In the domestic market U.S. producers “are losing money on every gallon they sell and they can’t make it up on volume,” John Felmy of the American Petroleum Institute told the Christian Science Monitor. “But people are willing to pay higher prices for gasoline on the international market.”
A former executive for Shell points to growth in demand around the world as cause for increasing prices domestically, even as demand falls in the United States.
"Demand continues to rise in Asia and whether we use less or not doesn't matter,” John Hoffmeister, former head of Shell’s U.S. operations, told Newsmax.com.
The proper response of a market to increased demand is to increase supply. Failure to increase supply will inevitably result in rising prices.
Fortunately, there are indications that significant crude oil supplies remain to be tapped.
On February 16, Andarko Petroleum Corporation announced that results from an appraisal well in the Gulf of Mexico confirmed the existence of a significant new oil reservoir.
Results from the company’s Heidelberg-2 appraisal well, operating in 5,000 feet of water and at a total depth of 31,030 feet, confirmed that more than 200 million barrels of oil exist in the area.

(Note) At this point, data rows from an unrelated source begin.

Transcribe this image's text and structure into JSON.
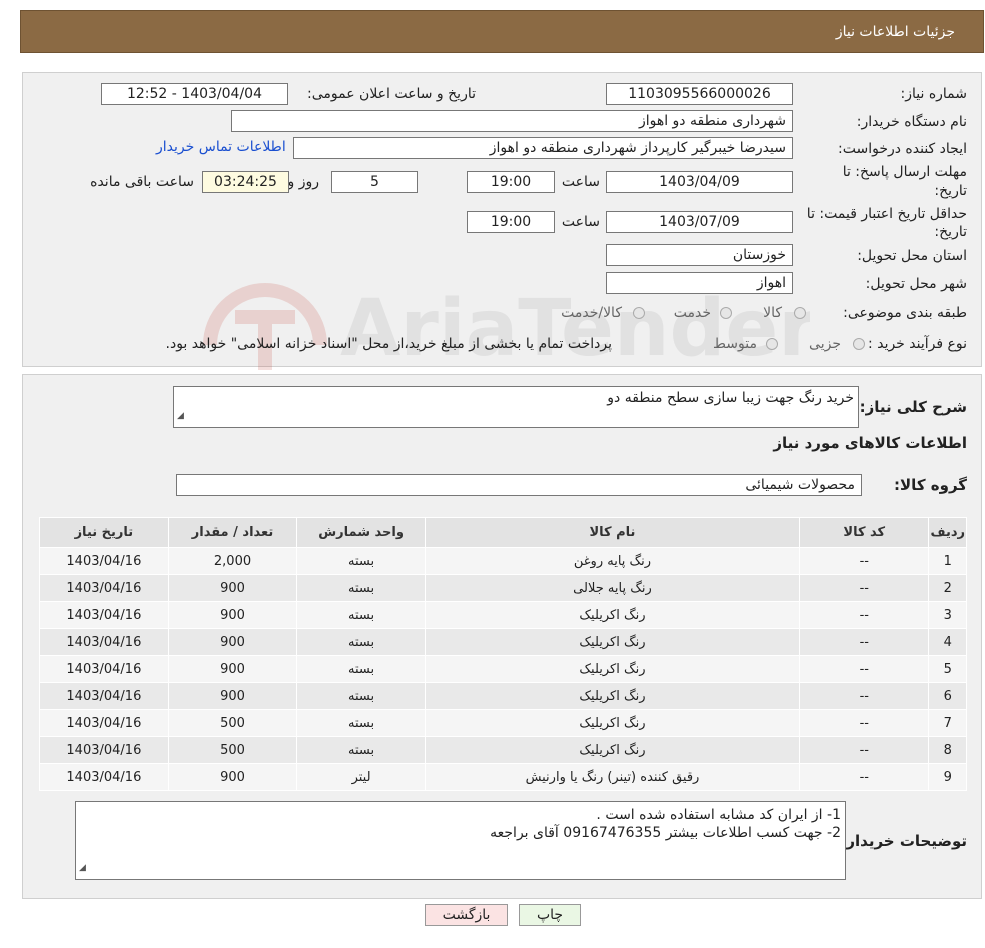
{
  "header": {
    "title": "جزئیات اطلاعات نیاز"
  },
  "watermark": {
    "text": "AriaTender.neT"
  },
  "form": {
    "need_number_label": "شماره نیاز:",
    "need_number": "1103095566000026",
    "announce_label": "تاریخ و ساعت اعلان عمومی:",
    "announce_value": "1403/04/04 - 12:52",
    "buyer_org_label": "نام دستگاه خریدار:",
    "buyer_org": "شهرداری منطقه دو اهواز",
    "creator_label": "ایجاد کننده درخواست:",
    "creator": "سیدرضا خیبرگیر کارپرداز  شهرداری منطقه دو اهواز",
    "contact_link": "اطلاعات تماس خریدار",
    "deadline_label_1": "مهلت ارسال پاسخ: تا",
    "deadline_label_2": "تاریخ:",
    "deadline_date": "1403/04/09",
    "time_word": "ساعت",
    "deadline_time": "19:00",
    "days_value": "5",
    "days_word": "روز و",
    "remaining_time": "03:24:25",
    "remaining_word": "ساعت باقی مانده",
    "validity_label_1": "حداقل تاریخ اعتبار قیمت: تا",
    "validity_label_2": "تاریخ:",
    "validity_date": "1403/07/09",
    "validity_time": "19:00",
    "province_label": "استان محل تحویل:",
    "province": "خوزستان",
    "city_label": "شهر محل تحویل:",
    "city": "اهواز",
    "category_label": "طبقه بندی موضوعی:",
    "category_options": [
      "کالا",
      "خدمت",
      "کالا/خدمت"
    ],
    "process_label": "نوع فرآیند خرید :",
    "process_options": [
      "جزیی",
      "متوسط"
    ],
    "process_note": "پرداخت تمام یا بخشی از مبلغ خرید،از محل \"اسناد خزانه اسلامی\" خواهد بود."
  },
  "summary": {
    "desc_label": "شرح کلی نیاز:",
    "desc_value": "خرید رنگ جهت زیبا سازی سطح منطقه دو",
    "items_title": "اطلاعات کالاهای مورد نیاز",
    "group_label": "گروه کالا:",
    "group_value": "محصولات شیمیائی"
  },
  "table": {
    "headers": [
      "ردیف",
      "کد کالا",
      "نام کالا",
      "واحد شمارش",
      "تعداد / مقدار",
      "تاریخ نیاز"
    ],
    "rows": [
      [
        "1",
        "--",
        "رنگ پایه روغن",
        "بسته",
        "2,000",
        "1403/04/16"
      ],
      [
        "2",
        "--",
        "رنگ پایه جلالی",
        "بسته",
        "900",
        "1403/04/16"
      ],
      [
        "3",
        "--",
        "رنگ اکریلیک",
        "بسته",
        "900",
        "1403/04/16"
      ],
      [
        "4",
        "--",
        "رنگ اکریلیک",
        "بسته",
        "900",
        "1403/04/16"
      ],
      [
        "5",
        "--",
        "رنگ اکریلیک",
        "بسته",
        "900",
        "1403/04/16"
      ],
      [
        "6",
        "--",
        "رنگ اکریلیک",
        "بسته",
        "900",
        "1403/04/16"
      ],
      [
        "7",
        "--",
        "رنگ اکریلیک",
        "بسته",
        "500",
        "1403/04/16"
      ],
      [
        "8",
        "--",
        "رنگ اکریلیک",
        "بسته",
        "500",
        "1403/04/16"
      ],
      [
        "9",
        "--",
        "رقیق کننده (تینر) رنگ یا وارنیش",
        "لیتر",
        "900",
        "1403/04/16"
      ]
    ]
  },
  "notes": {
    "label": "توضیحات خریدار:",
    "line1": "1- از ایران کد مشابه استفاده شده است .",
    "line2": "2- جهت کسب اطلاعات بیشتر 09167476355 آقای براجعه"
  },
  "buttons": {
    "print": "چاپ",
    "back": "بازگشت"
  }
}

“We’ve been looking forward to drilling an appraisal to our Heidelberg discovery for some time, and we could not be more pleased with the results,” Bob Daniels, Andarko Sr. Vice President for Worldwide Exploration said in a company press release announcing the results. “The successful penetration of high-quality, oil-bearing sands confirmed the continuity of the reservoir, and validated our geologic model, and initial resource estimate of more than 200 million barrels of oil. We plan to immediately sidetrack the well to evaluate the down-dip extent of the field, and plan to initiate pre-FEED (front-end engineering and design) activities to prepare for sanctioning a development project.”
In November, the company also announced significant resources in Colorado. In a press release describing its operations in the state’s Wattenberg field of northeastern Colorado, Andarko noted the field “provides a net resource potential of 500 million to 1.5 billion BOE (barrels of oil equivalent).”
Clearly, drilling can pay off, and extra fuel resources developed through drilling will increase the supply on the international markets, an important step if we desire lower prices.
Underscoring the potential of bringing such resources online and the effect increased supplies may have on the price of crude oil, Shell Oil announced that it was planning for prices to fall into a range of between $50-$90 per barrel over the next 12 months. As of February 23, West Texas Intermediate crude was at $108.55 per barrel while Brent Crude was higher still at $123.62.
According to the Telegraph of London, speaking to analysts about the company’s forecasts, Simon Henry, Shell’s chief financial officer, said: “I'm not sure we see it right at the bottom of that one over the next 12 months, but we could certainly see it in the middle of that range."
This would likely result in a stabilization of prices, but is only likely to occur if outside factors that prevent development of fuel supplies are avoided.
The biggest such outside factor in the United States is government interference. Ominously, President Obama has blithely dismissed increasing supplies.
In remarks on February 23 about Republican energy plans, the President commented that they amount to “three point plans for $2 gas” where “Step one is drill, step two is drill, and step three is keep drilling.”
As the Andarko finds amply illustrate, drilling works, and new finds when brought online help all energy consumers.
But President Obama doesn’t see it that way. “You know we can’t just drill our way to lower gas prices,” he said.
And not drilling helps how, exactly?
Ensuring prosperity and a strong economy means we need more oil (and other energy supplies) and not less.
And if liberal do-gooders like President Obama think that up is down and black is white and less oil will lower fuel prices, then perhaps it’s time, come election day, to put someone with a greater degree of economic common sense into the White House.